El año de su nacimiento parece haber sido 1486.
Por lo que se refiere a su familia, él mismo se autodenominó también en alguna ocasión Pieter de Mura, apellido latinizado que posiblemente correspondiera a los flamencos de Muer o Van den Moeren.
Se sabe que nació en el seno de una familia noble emparentada con el emperador Carlos V, del que algunos lo consideran hijo, mientras que otros lo hacen descender de Felipe el Hermoso o de de Maximiliano I, archiduque de Austria, mientras que unos terceros solamente lo consideran primo del Emperador.
Se sabe también que era “por naturaleza” tartamudo, hasta el punto de que, una vez en México, sus compañeros no lo entendían ni en castellano ni en náhuatl.
En virtud de esta nobleza de origen, con anterioridad a su ingreso en la Orden franciscana empleó su juventud, como él mismo dice, “en cosas tocantes al servicio de la Corona real”.
El hecho de que no llegara a ser sacerdote más el dato de que el historiador Jerónimo de Mendieta, compañero suyo, lo catalogue en una ocasión entre los religiosos “pobres y sin letras” ha inducido a más de un biógrafo a opinar que su preparación intelectual debió ser más bien escasa.
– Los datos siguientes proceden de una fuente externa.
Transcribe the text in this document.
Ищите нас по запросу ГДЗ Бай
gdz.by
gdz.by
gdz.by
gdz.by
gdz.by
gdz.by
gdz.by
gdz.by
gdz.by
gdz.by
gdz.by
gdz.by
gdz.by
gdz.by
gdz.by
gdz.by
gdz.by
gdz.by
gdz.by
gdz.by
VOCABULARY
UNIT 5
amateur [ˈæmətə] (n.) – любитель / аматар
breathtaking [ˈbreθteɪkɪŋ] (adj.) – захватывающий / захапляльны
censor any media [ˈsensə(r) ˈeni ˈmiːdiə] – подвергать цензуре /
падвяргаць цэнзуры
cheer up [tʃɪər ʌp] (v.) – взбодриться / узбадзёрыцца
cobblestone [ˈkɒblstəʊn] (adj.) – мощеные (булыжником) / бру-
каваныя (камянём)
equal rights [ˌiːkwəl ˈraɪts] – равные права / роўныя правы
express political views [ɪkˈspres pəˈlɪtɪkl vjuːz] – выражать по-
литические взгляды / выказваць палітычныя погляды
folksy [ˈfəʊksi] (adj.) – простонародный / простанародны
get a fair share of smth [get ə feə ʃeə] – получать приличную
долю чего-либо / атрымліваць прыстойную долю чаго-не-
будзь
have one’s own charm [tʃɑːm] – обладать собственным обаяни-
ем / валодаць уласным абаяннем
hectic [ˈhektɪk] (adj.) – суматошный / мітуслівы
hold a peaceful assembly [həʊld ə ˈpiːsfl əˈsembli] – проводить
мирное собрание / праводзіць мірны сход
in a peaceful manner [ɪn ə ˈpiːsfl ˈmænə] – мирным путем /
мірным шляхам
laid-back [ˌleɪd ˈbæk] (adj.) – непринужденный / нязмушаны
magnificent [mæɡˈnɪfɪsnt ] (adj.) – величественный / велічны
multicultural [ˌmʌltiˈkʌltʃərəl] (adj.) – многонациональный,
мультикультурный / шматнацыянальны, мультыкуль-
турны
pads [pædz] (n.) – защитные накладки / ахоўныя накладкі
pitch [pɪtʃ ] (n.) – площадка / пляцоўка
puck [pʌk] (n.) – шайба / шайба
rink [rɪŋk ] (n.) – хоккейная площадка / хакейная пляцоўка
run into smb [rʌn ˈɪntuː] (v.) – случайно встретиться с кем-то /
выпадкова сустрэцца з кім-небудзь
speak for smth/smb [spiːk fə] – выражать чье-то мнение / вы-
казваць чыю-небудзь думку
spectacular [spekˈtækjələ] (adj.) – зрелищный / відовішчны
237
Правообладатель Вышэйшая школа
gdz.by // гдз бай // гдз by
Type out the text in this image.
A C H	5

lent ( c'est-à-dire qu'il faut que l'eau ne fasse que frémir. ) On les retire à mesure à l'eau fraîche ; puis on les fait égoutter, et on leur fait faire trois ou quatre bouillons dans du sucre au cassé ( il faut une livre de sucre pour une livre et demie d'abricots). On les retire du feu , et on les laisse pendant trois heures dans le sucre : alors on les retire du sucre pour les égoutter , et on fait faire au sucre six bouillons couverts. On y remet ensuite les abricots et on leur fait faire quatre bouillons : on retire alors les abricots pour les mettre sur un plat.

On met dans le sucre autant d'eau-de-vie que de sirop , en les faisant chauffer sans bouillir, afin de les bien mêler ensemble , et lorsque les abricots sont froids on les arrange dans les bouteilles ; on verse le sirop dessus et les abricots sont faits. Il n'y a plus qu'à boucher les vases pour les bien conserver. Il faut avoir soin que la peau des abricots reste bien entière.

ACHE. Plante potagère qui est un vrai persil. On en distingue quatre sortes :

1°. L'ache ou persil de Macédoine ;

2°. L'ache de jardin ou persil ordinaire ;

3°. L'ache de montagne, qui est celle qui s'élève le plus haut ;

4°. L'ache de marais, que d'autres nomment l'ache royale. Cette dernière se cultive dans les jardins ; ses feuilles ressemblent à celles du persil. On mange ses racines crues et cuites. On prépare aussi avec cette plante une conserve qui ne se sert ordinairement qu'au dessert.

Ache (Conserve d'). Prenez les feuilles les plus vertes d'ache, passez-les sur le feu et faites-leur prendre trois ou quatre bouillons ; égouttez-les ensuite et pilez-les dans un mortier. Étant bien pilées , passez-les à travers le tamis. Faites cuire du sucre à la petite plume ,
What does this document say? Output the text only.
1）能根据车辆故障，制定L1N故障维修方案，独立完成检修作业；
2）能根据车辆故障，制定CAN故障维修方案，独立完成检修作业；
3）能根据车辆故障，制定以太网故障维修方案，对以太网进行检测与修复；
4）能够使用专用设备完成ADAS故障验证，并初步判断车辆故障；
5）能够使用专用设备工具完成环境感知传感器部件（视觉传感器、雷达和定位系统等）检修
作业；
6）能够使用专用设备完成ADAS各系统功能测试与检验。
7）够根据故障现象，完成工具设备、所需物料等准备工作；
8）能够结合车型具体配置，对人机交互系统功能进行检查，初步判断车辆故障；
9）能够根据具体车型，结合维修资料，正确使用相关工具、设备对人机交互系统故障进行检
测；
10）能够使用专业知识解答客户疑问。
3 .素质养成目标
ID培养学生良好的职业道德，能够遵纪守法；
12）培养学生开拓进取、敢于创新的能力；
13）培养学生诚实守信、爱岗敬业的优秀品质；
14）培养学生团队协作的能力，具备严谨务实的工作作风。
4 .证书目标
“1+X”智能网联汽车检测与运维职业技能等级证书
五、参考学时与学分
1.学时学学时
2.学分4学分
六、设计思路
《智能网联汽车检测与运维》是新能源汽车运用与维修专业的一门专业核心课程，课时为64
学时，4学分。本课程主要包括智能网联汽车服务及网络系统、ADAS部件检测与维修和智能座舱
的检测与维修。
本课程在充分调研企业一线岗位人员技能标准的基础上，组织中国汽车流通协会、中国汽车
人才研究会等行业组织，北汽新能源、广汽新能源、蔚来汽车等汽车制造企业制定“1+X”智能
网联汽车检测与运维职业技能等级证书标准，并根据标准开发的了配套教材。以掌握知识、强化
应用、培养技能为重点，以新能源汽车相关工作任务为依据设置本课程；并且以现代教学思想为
Esta opinión no se conjuga con el hecho de que el mismo Mendieta afirme en otro pasaje que “aunque por su suficiencia pudiera ser del coro, no quiso sino ser lego, por su mucha caridad y maciza cristiandad”, razón que otros hacen consistir en su humildad o en su tendencia a padecer escrúpulos o problemas de conciencia.
Para otros, en cambio, esa formación intelectual debió ser esmerada si se tienen en cuenta su alcurnia, el desempeño de altos cargos en la Corte, las variadas y poderosas presiones que se le hicieron para que se ordenara de sacerdote y el dato aun más fundamental de que dominaba el latín, puesto que escribió cartas en ese idioma.
Siendo ya franciscano, Carlos V recibió una carta de Hernán Cortés en la que le informaba de la conquista de Tenochtitlan y le pedía que enviara misioneros para la evangelización de la futura Nueva España, a la que el Emperador accedió enviándole, “como primicia de su imperio”, a tres voluntarios franciscanos residentes en Gante: Johann Dekkers (españolizado, Juan de Tecto), superior de la casa, confesor del Emperador y exprofesor de la Sorbona; Johannn van der Awera (Juan de Aora), y el propio fray Pedro de Gante, quienes desembarcaron en Veracruz en agosto de 1523.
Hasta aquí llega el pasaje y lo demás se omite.